How can I show the complete symmetric quadratic form has no zeros?

Question

The quadratic complete symmetric homogeneous polynomial in $n$ variables $t_1,\ldots,t_n$ is defined to be $$h_2(t_1,\ldots,t_n) := \sum_{1 \leq j \leq k \leq n} t_j t_k = \sum_{j=1}^n t_j^2 + \sum_{j<k} t_j t_k.$$

For example, in one variable we have $h_2(t_1) = t_1^2$, in two variables $$h_2(t_1,t_2) = t_1^2 + t_2^2 + t_1 t_2,$$ and in three $$h_2(t_1,t_2,t_3) = t_1^2 + t_2^2 + t_3^2 + t_1 t_2 + t_2 t_3 + t_3 t_1.$$

By a theorem of Jacobi, any quadratic form is conjugate (by an orthogonal transformation) to a diagonal one. It turns out that $h_2(t_1,\ldots,t_n)$ is conjugate to one with one eigenvalue $\frac{n+1}2$ and the others $\frac 1 2$, so there are no nontrivial zeros.

I came to this question through trying to see if there are any integer solutions. Is there a more clean (perhaps modular) way of seeing there are no integer solutions to $h_2 = 0$?

Answer 1

Well there is the trivial solution $\tilde{t}=(t_1,t_2,\cdots ,t_n)=(0,0,\cdots ,0)$. Now write $$\displaystyle h_2(\tilde{t})=\frac{1}{2}\left(\sum_{i=1}^{n}t_i^2\right)+\frac{1}{2}\left(\sum_{i=1}^{n}t_i\right)^2\ge 0$$ where equality only occurs when everything is zero. I suppose I understood the question correctly.

Answer 2

Anisotropic in $\mathbb Q_2.$ In particular, if $$ x^2 + y^2 + z^2 + y z + z x + x y \equiv 0 \pmod 4, $$ then $x,y,z$ are all even. That does it: if there is any integer triple that gives actual $0,$ we can divide through by the gcd of $x,y,z$ to get a primitive representation of $0.$ This little fact about $4$ says that there is no primitive triple that gives actual $0,$ therefore there is none at all.

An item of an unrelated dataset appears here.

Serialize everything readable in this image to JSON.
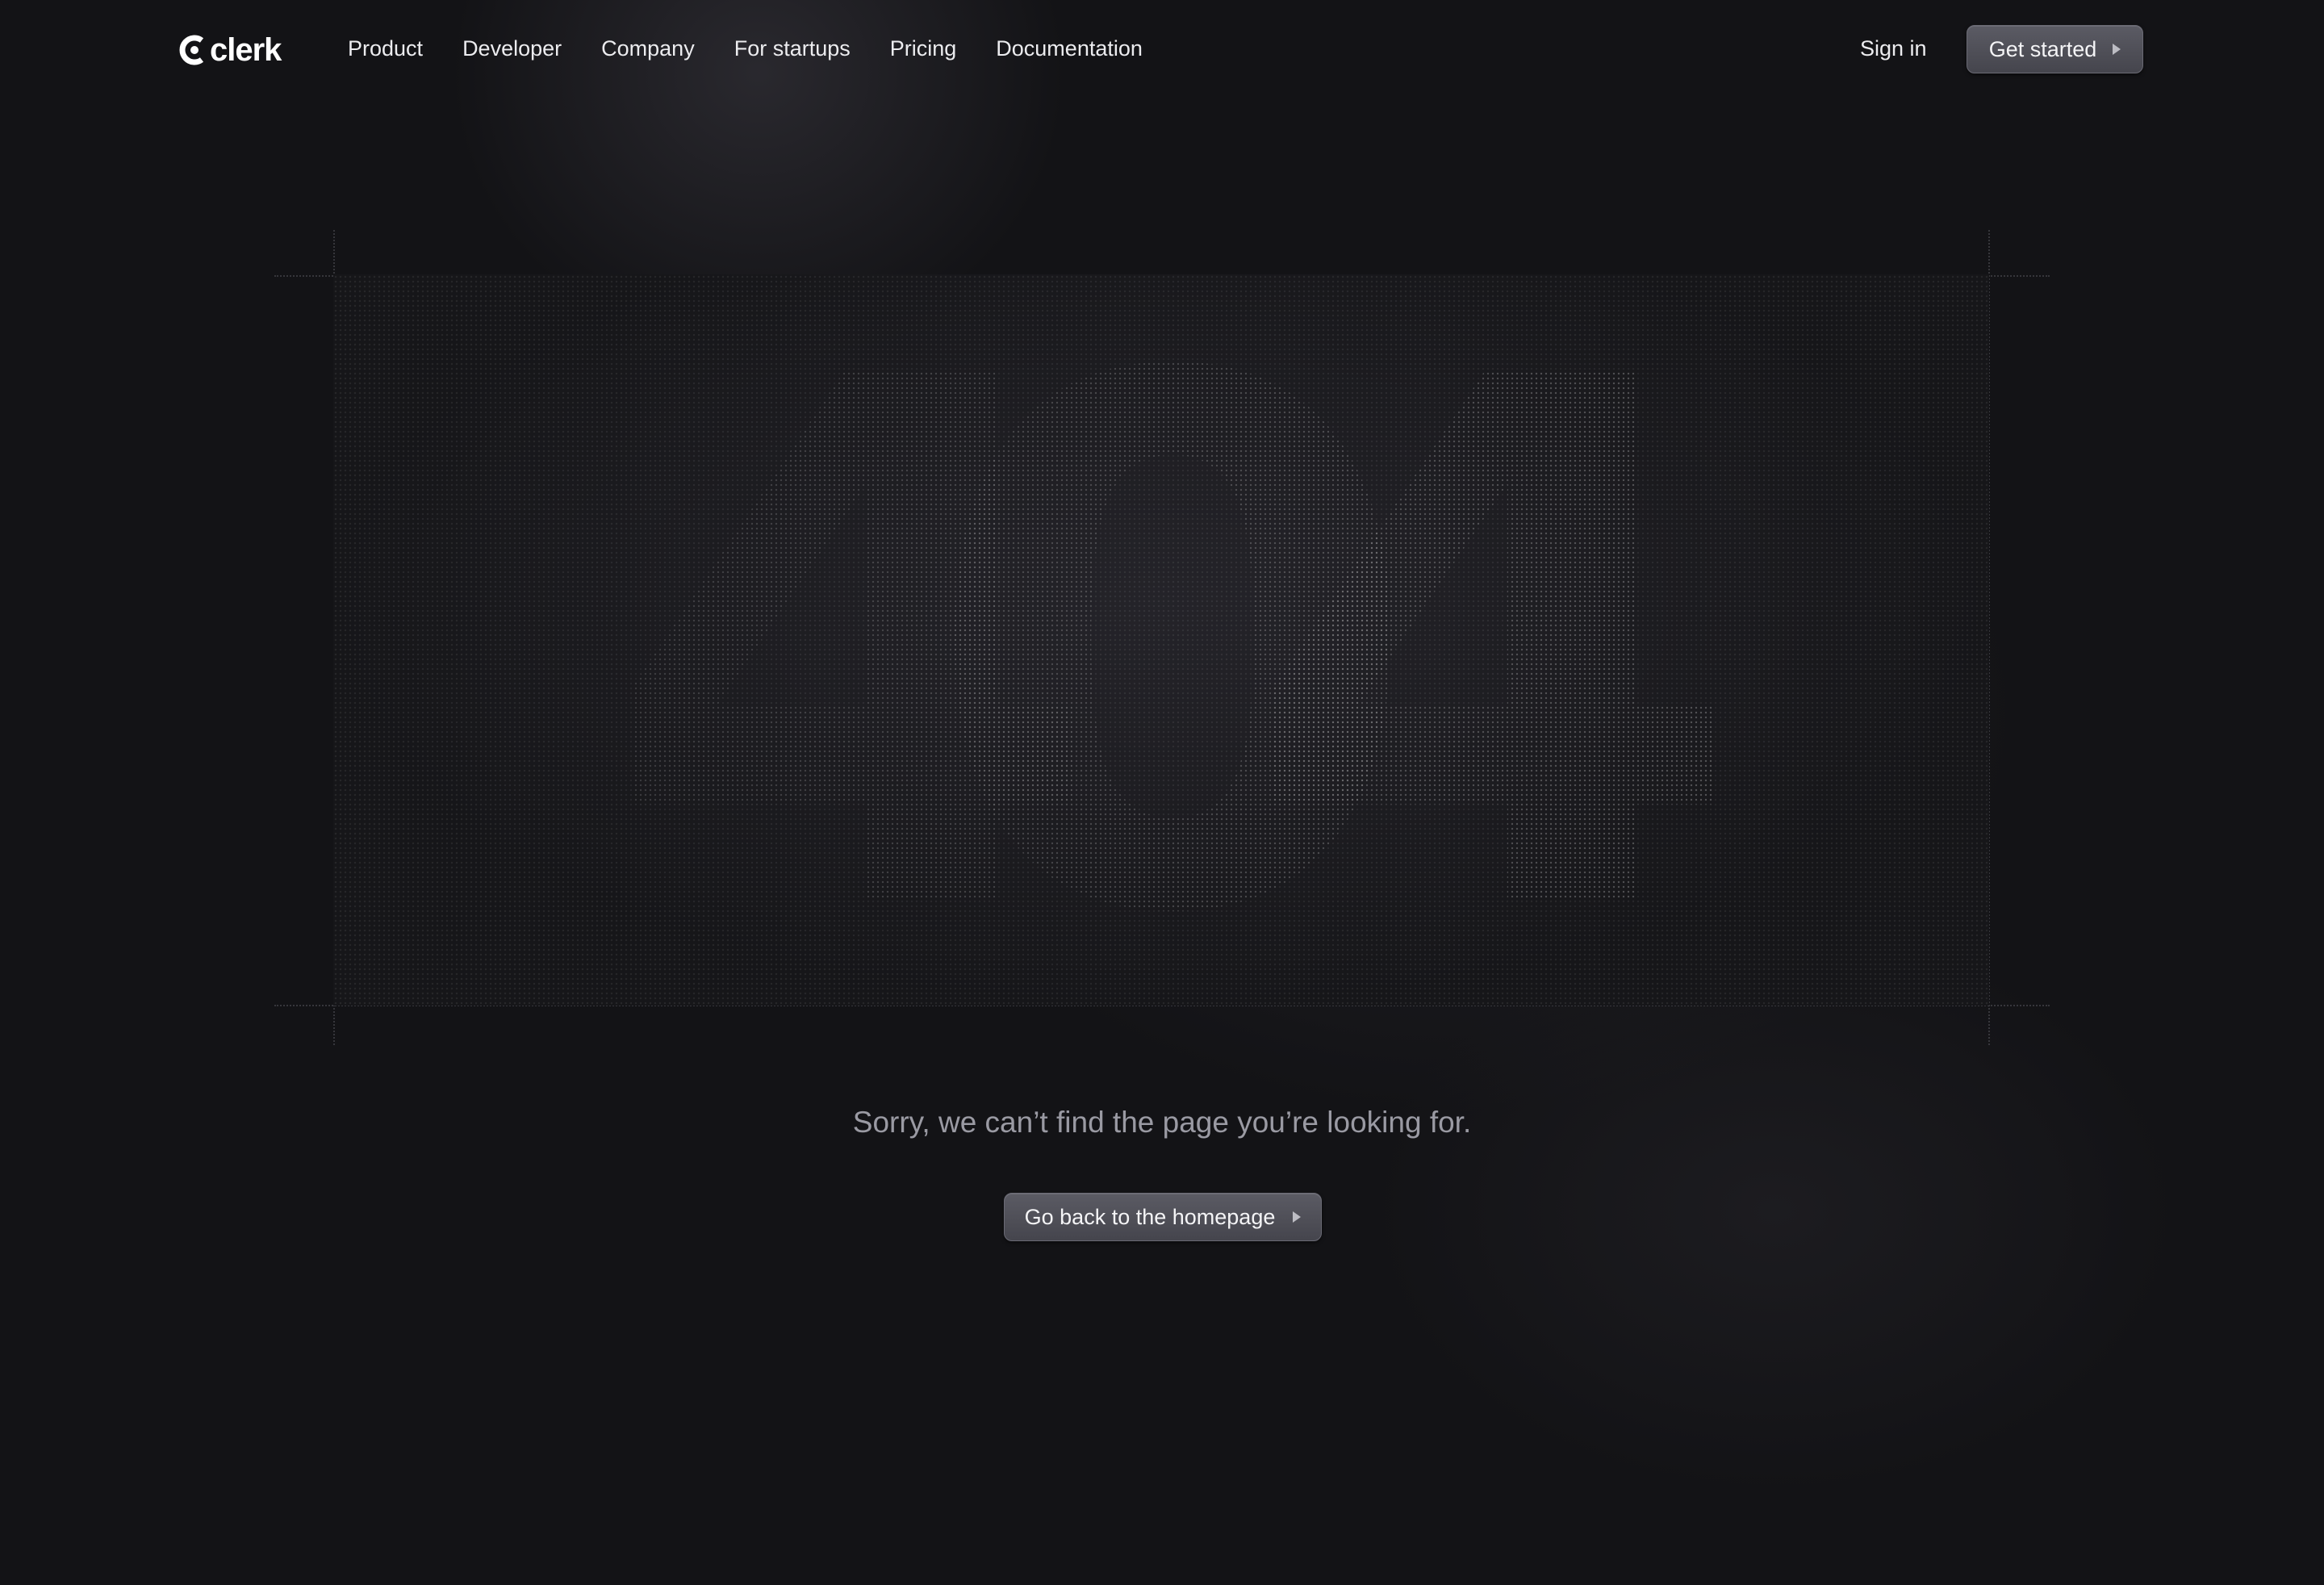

The same argument fails for 4 variables, your $n=4.$ The relevant prime is $5.$ Easy to get divisibility by $5,$ there are $10$ terms, make each $t_i=1.$ It remains easy to get divisibility by $25,$ take your $ t_1=1, t_2= 2, t_3 = 3, t_4 = 19 $

For an example where real numbers give a different answer from integers, consider $$ w^2 - 2 x^2 + 3 y^2 - 6 z^2. $$ If $w,x,y,z$ are integers and the form $ w^2 - 2 x^2 + 3 y^2 - 6 z^2 $ is divisible by $9,$ then $w,x,y,z$ are all divisible by $3.$ So, $ w^2 - 2 x^2 + 3 y^2 - 6 z^2 =0 $ is impossible for nontrivial quadruples in $\mathbb Q_3 $ and in $\mathbb Z. $

Answer 3

Such decisions can be recorded. Although I like this equation:

$a^2+b^2+c^2+d^2=ab+ac+ad+bc+bd+cd$

And solutions:

$a=p^2-2tps+(3k^2+t^2)s^2$

$b=p^2+3(k+t)^2s^2$

$c=4p^2-4tps+4t^2s^2$

$d=3p^2+6kps+(3k^2+t^2)s^2$

And more:

$a=7p^2+2(3k-t)ps+(3k^2+6kt+7t^2)s^2$

$b=7p^2+6(k-t)ps+3(k-t)^2s^2$

$c=p^2+2(3k+t)ps+(3k+t)^2s^2$

$d=3p^2-6(k+t)ps+(3k^2+6kt+7t^2)s^2$

number $t,k,p,s$ integers and set us.